Esta semana ficou igualmente marcada pela morte de um bispo em funções. Não é muito usual. D. António Francisco dos Santos, bispo do Porto, com quem tive ocasião de privar algumas vezes, faleceu súbita e inesperadamente na segunda feira, aos 69 anos, vítima de um enfarte.
Estive com ele, à conversa, na tarde de sábado em Fátima, já depois da consagração da diocese a Nossa Senhora, na Capelinha das Aparições. Era um homem visivelmente feliz. Tinha conseguido reunir perto de 40 mil diocesanos na Cova da Iria.
“Não podemos viver distantes dos dramas humanos nem ficar insensíveis aos seus clamores e indiferentes aos seus sofrimentos” tinha afirmado na homilia da Missa da peregrinação diocesana do Porto, no Recinto de Oração, de onde desafiou os peregrinos “ a entrarem na vida concreta dos que sofrem”. Era o que ele fazia todos os dias, procurando, ao jeito do Papa Francisco fazer da igreja um constante hospital de campanha, disponível e aberto para acolher todos os feridos da rua. Era conhecido por atender toda a gente, de forma simples e bondosa, à maneira de Jesus.
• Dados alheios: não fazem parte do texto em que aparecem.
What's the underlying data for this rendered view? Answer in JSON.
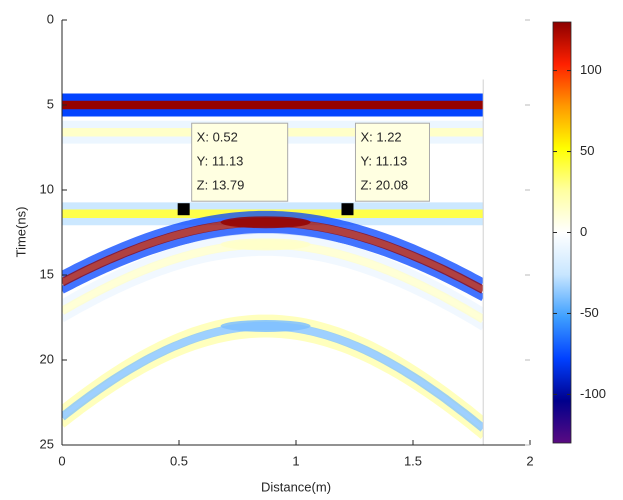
{
  "chart_data": {
    "type": "image",
    "xlabel": "Distance(m)",
    "ylabel": "Time(ns)",
    "xlim": [
      0,
      2
    ],
    "xticks": [
      0,
      0.5,
      1,
      1.5,
      2
    ],
    "ylim": [
      0,
      25
    ],
    "yticks": [
      0,
      5,
      10,
      15,
      20,
      25
    ],
    "y_reversed": true,
    "image_xlim": [
      0,
      1.8
    ],
    "reflectors": [
      {
        "shape": "horizontal",
        "y": 5,
        "amplitude": 128
      },
      {
        "shape": "horizontal",
        "y": 6.6,
        "amplitude": 15
      },
      {
        "shape": "horizontal",
        "y": 11.4,
        "amplitude": 40
      },
      {
        "shape": "hyperbola",
        "x": 0.87,
        "y": 11.9,
        "amplitude": 128
      },
      {
        "shape": "hyperbola",
        "x": 0.87,
        "y": 13.2,
        "amplitude": 15
      },
      {
        "shape": "hyperbola",
        "x": 0.87,
        "y": 18,
        "amplitude": -40
      }
    ],
    "colorbar": {
      "clim": [
        -130,
        130
      ],
      "ticks": [
        -100,
        -50,
        0,
        50,
        100
      ],
      "colormap": [
        "#5a0a82",
        "#00008c",
        "#0040ff",
        "#3fa0ff",
        "#c8e6ff",
        "#ffffff",
        "#ffffa0",
        "#ffff00",
        "#ff9900",
        "#ff2000",
        "#8c0000"
      ]
    },
    "datatips": [
      {
        "x": 0.52,
        "y": 11.13,
        "z": 13.79,
        "lines": [
          "X: 0.52",
          "Y: 11.13",
          "Z: 13.79"
        ]
      },
      {
        "x": 1.22,
        "y": 11.13,
        "z": 20.08,
        "lines": [
          "X: 1.22",
          "Y: 11.13",
          "Z: 20.08"
        ]
      }
    ]
  }
}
Sobre a igreja dizia muitas vezes em privado que se calhar era preciso “desassombrar” alguns temas mais fraturantes. Vai fazer falta no episcopado português e na igreja em geral.
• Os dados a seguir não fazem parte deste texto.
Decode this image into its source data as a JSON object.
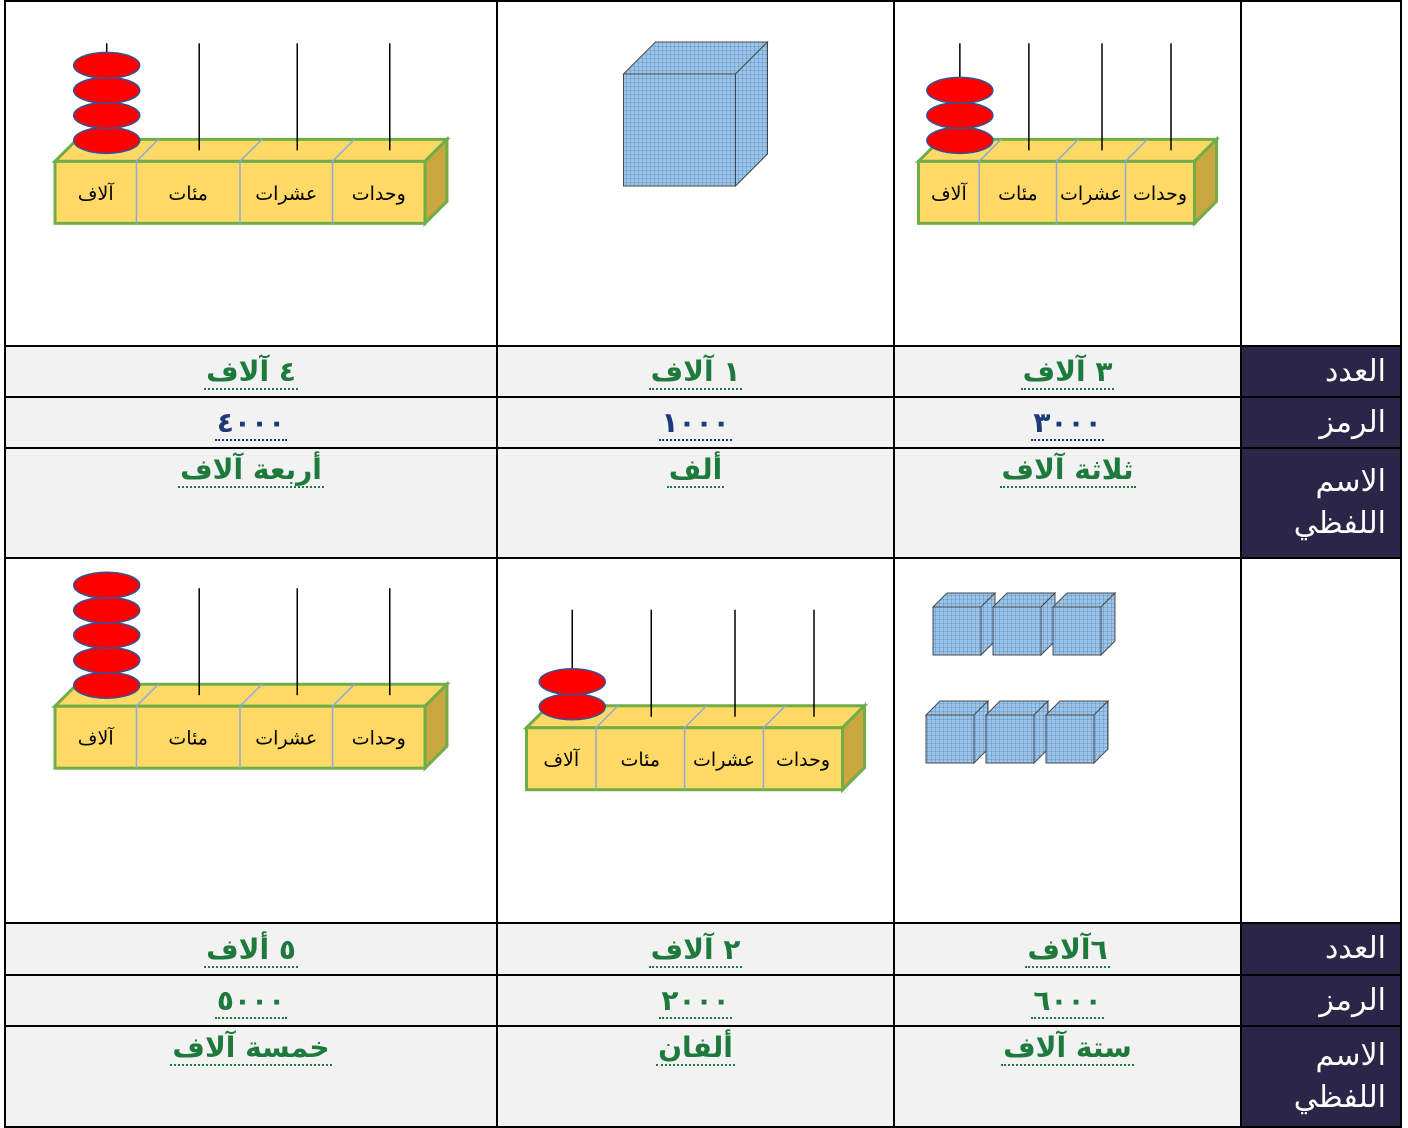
{
  "place_labels": [
    "آلاف",
    "مئات",
    "عشرات",
    "وحدات"
  ],
  "row_headers": {
    "number": "العدد",
    "symbol": "الرمز",
    "word_name": "الاسم اللفظي"
  },
  "sections": [
    {
      "cells": [
        {
          "visual": {
            "kind": "abacus",
            "beads": 3
          },
          "number": "٣ آلاف",
          "symbol": "٣٠٠٠",
          "word_name": "ثلاثة آلاف"
        },
        {
          "visual": {
            "kind": "cubes",
            "count": 1
          },
          "number": "١ آلاف",
          "symbol": "١٠٠٠",
          "word_name": "ألف"
        },
        {
          "visual": {
            "kind": "abacus",
            "beads": 4
          },
          "number": "٤ آلاف",
          "symbol": "٤٠٠٠",
          "word_name": "أربعة آلاف"
        }
      ]
    },
    {
      "cells": [
        {
          "visual": {
            "kind": "cubes",
            "count": 6
          },
          "number": "٦آلاف",
          "symbol": "٦٠٠٠",
          "word_name": "ستة آلاف"
        },
        {
          "visual": {
            "kind": "abacus",
            "beads": 2
          },
          "number": "٢ آلاف",
          "symbol": "٢٠٠٠",
          "word_name": "ألفان"
        },
        {
          "visual": {
            "kind": "abacus",
            "beads": 5
          },
          "number": "٥ ألاف",
          "symbol": "٥٠٠٠",
          "word_name": "خمسة آلاف"
        }
      ]
    }
  ]
}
Na diocese de Angra acerta-se o passo para o arranque de mais um ano pastoral. Problemas sociais, os jovens e a igreja dão o mote à ação pastoral de uma igreja que se quer fazer missionária. A continuidade da temática não significa apenas continuação da ação. Não pode significar! Os Açores constituem uma das dioceses com a média etária mais baixa do clero em Portugal. E embora, a diocese não seja imune à crise de vocações que avassala a igreja, vai conseguindo encontrar novos “operários para a messe”. Os últimos três, tal como os anteriores, são pastores de grande valor que muito poderão dar aos Açores.
Tal como um professor molda um aluno e marca-o para a vida, também um sacerdote pode marcar o entusiasmo de uma comunidade, sem que o contrário não seja igualmente verdadeiro.
O Papa Francisco pede aos padres que cheirem às ovelhas. Eu acrescento, para que não se cumpra o que diz o Salmo 115: “têm boca, mas não falam; olhos têm mas não vêem/ Têm ouvidos, mas não ouvem; narizes têm, mas não cheiram/ têm mãos, mas não palpam”…A rotina dos ritos e a rigidez dos códigos não chega para nos alimentar. E quando o coração fica vazio…não há entusiasmo que cresça.